What gave revolutionaries like Rush confidence in America’s instant nationhood was their belief in America’s enlightenment. As early as 1765 John Adams had declared that all previous American history had pointed toward the eighteenth-century Enlightenment. The seventeenth-century settlement of America, he said, had opened up “a grand scene and design in Providence for the illumination of the ignorant, and the emancipation of the slavish part of mankind all over the earth.” The revolution had become the climax of this great historic drama. With the break from Great Britain complete and the Constitution ratified, many Americans in the 1790s thought that the United States had become the “most enlightened” nation in the world.
For the people of these obscure provinces to make this claim seemed scarcely credible. The United States in 1789, in comparison with the former mother country, was still an underdeveloped country. Americans had no sophisticated court life, no magnificent cities, no great concert halls, no lavish drawing rooms, and not much to speak of in the way of the fine arts. Its economy was primitive. There was as yet nothing comparable to the Bank of England; there were no stock exchanges, no large trading companies, no great centers of capital. Nineteen out of twenty Americans were still employed in agriculture, and most of them lived in tiny rural communities. No wonder many Europeans thought of the United States as a remote wilderness at the very edges of Christendom, three thousand miles from the centers of Western civilization.

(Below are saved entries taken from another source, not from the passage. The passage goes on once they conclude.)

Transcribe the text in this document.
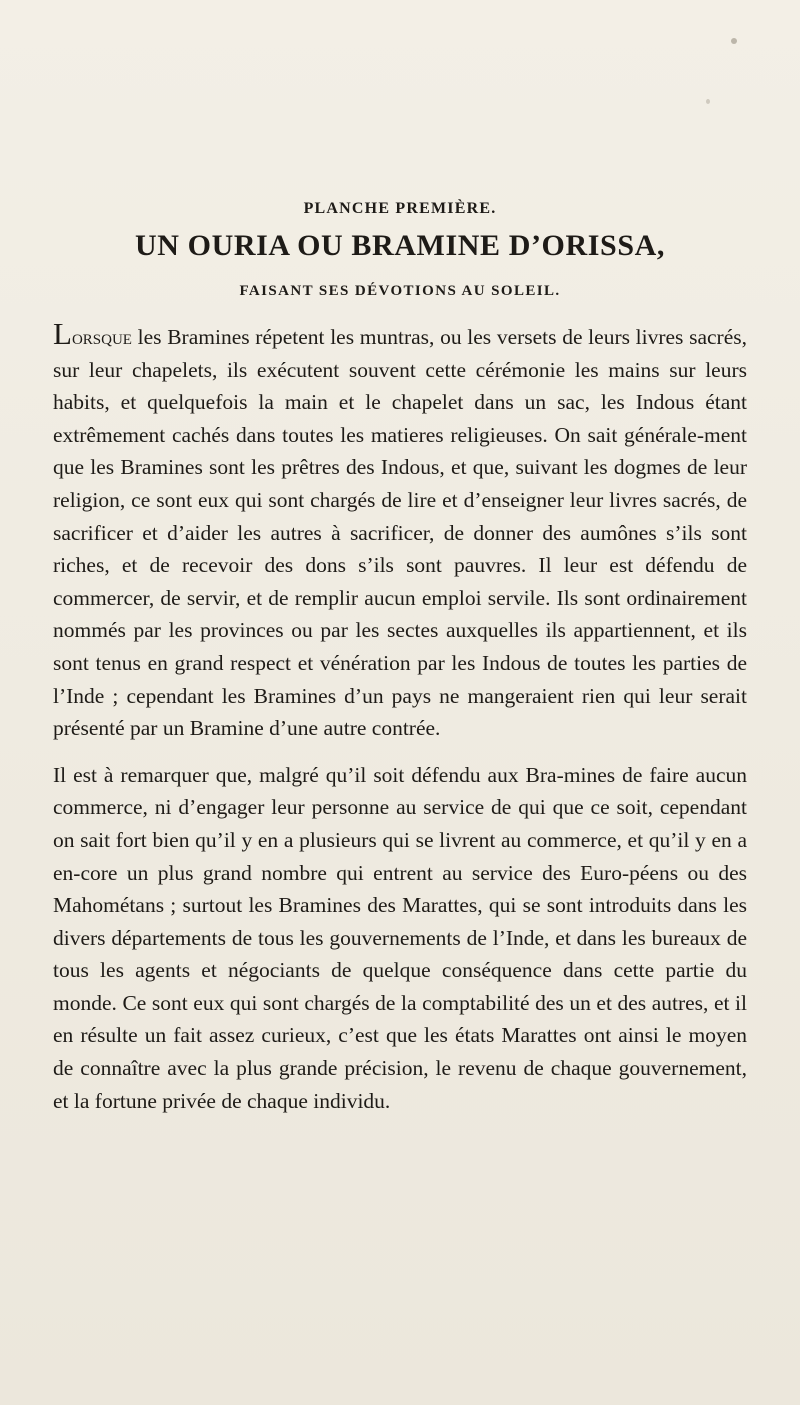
PLANCHE PREMIÈRE.
UN OURIA OU BRAMINE D’ORISSA,
FAISANT SES DÉVOTIONS AU SOLEIL.

Lorsque les Bramines répetent les muntras, ou les versets de leurs livres sacrés, sur leur chapelets, ils exécutent souvent cette cérémonie les mains sur leurs habits, et quelquefois la main et le chapelet dans un sac, les Indous étant extrêmement cachés dans toutes les matieres religieuses. On sait générale-ment que les Bramines sont les prêtres des Indous, et que, suivant les dogmes de leur religion, ce sont eux qui sont chargés de lire et d’enseigner leur livres sacrés, de sacrificer et d’aider les autres à sacrificer, de donner des aumônes s’ils sont riches, et de recevoir des dons s’ils sont pauvres. Il leur est défendu de commercer, de servir, et de remplir aucun emploi servile. Ils sont ordinairement nommés par les provinces ou par les sectes auxquelles ils appartiennent, et ils sont tenus en grand respect et vénération par les Indous de toutes les parties de l’Inde ; cependant les Bramines d’un pays ne mangeraient rien qui leur serait présenté par un Bramine d’une autre contrée.

Il est à remarquer que, malgré qu’il soit défendu aux Bra-mines de faire aucun commerce, ni d’engager leur personne au service de qui que ce soit, cependant on sait fort bien qu’il y en a plusieurs qui se livrent au commerce, et qu’il y en a en-core un plus grand nombre qui entrent au service des Euro-péens ou des Mahométans ; surtout les Bramines des Marattes, qui se sont introduits dans les divers départements de tous les gouvernements de l’Inde, et dans les bureaux de tous les agents et négociants de quelque conséquence dans cette partie du monde. Ce sont eux qui sont chargés de la comptabilité des un et des autres, et il en résulte un fait assez curieux, c’est que les états Marattes ont ainsi le moyen de connaître avec la plus grande précision, le revenu de chaque gouvernement, et la fortune privée de chaque individu.
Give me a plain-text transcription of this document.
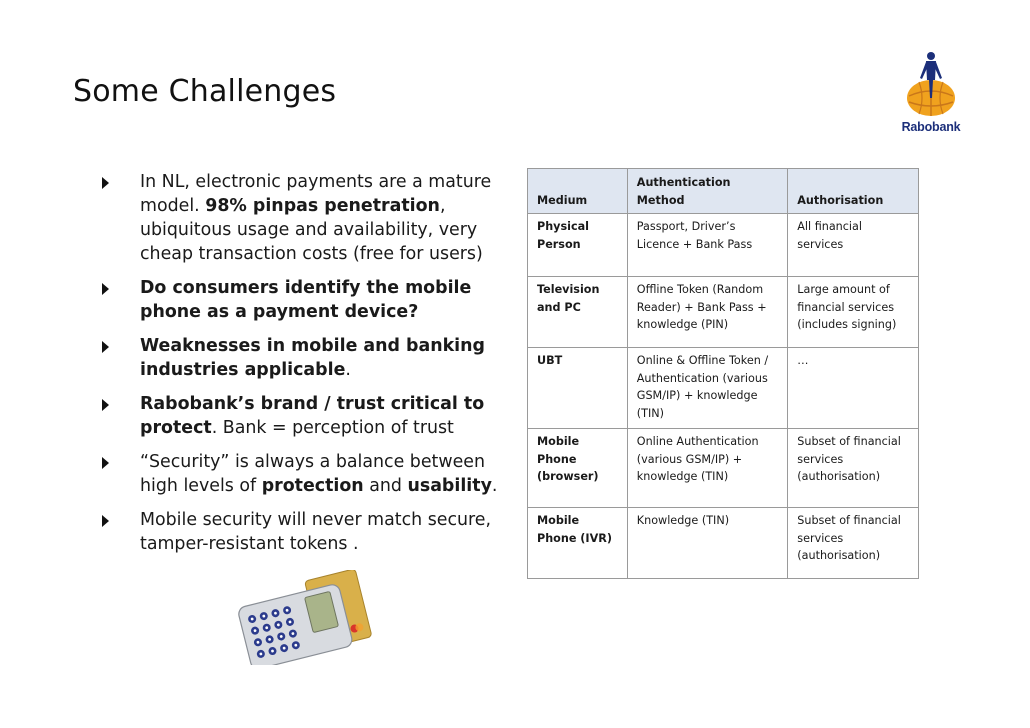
Some Challenges
Rabobank
In NL, electronic payments are a mature model. 98% pinpas penetration, ubiquitous usage and availability, very cheap transaction costs (free for users)
Do consumers identify the mobile phone as a payment device?
Weaknesses in mobile and banking industries applicable.
Rabobank’s brand / trust critical to protect. Bank = perception of trust
“Security” is always a balance between high levels of protection and usability.
Mobile security will never match secure, tamper-resistant tokens .
Medium	Authentication Method	Authorisation
Physical Person	Passport, Driver’s Licence + Bank Pass	All financial services
Television and PC	Offline Token (Random Reader) + Bank Pass + knowledge (PIN)	Large amount of financial services (includes signing)
UBT	Online & Offline Token / Authentication (various GSM/IP) + knowledge (TIN)	…
Mobile Phone (browser)	Online Authentication (various GSM/IP) + knowledge (TIN)	Subset of financial services (authorisation)
Mobile Phone (IVR)	Knowledge (TIN)	Subset of financial services (authorisation)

Nevertheless, as far removed from the centers of civilization as they were, many Americans persisted in believing not only that they were the most enlightened people on earth but also that because they were enlightened they were by that fact alone a nation. Indeed, America became the first nation in the world to base its nationhood solely on Enlightenment values. Gertrude Stein might have been right when she said that America was the oldest country in the world.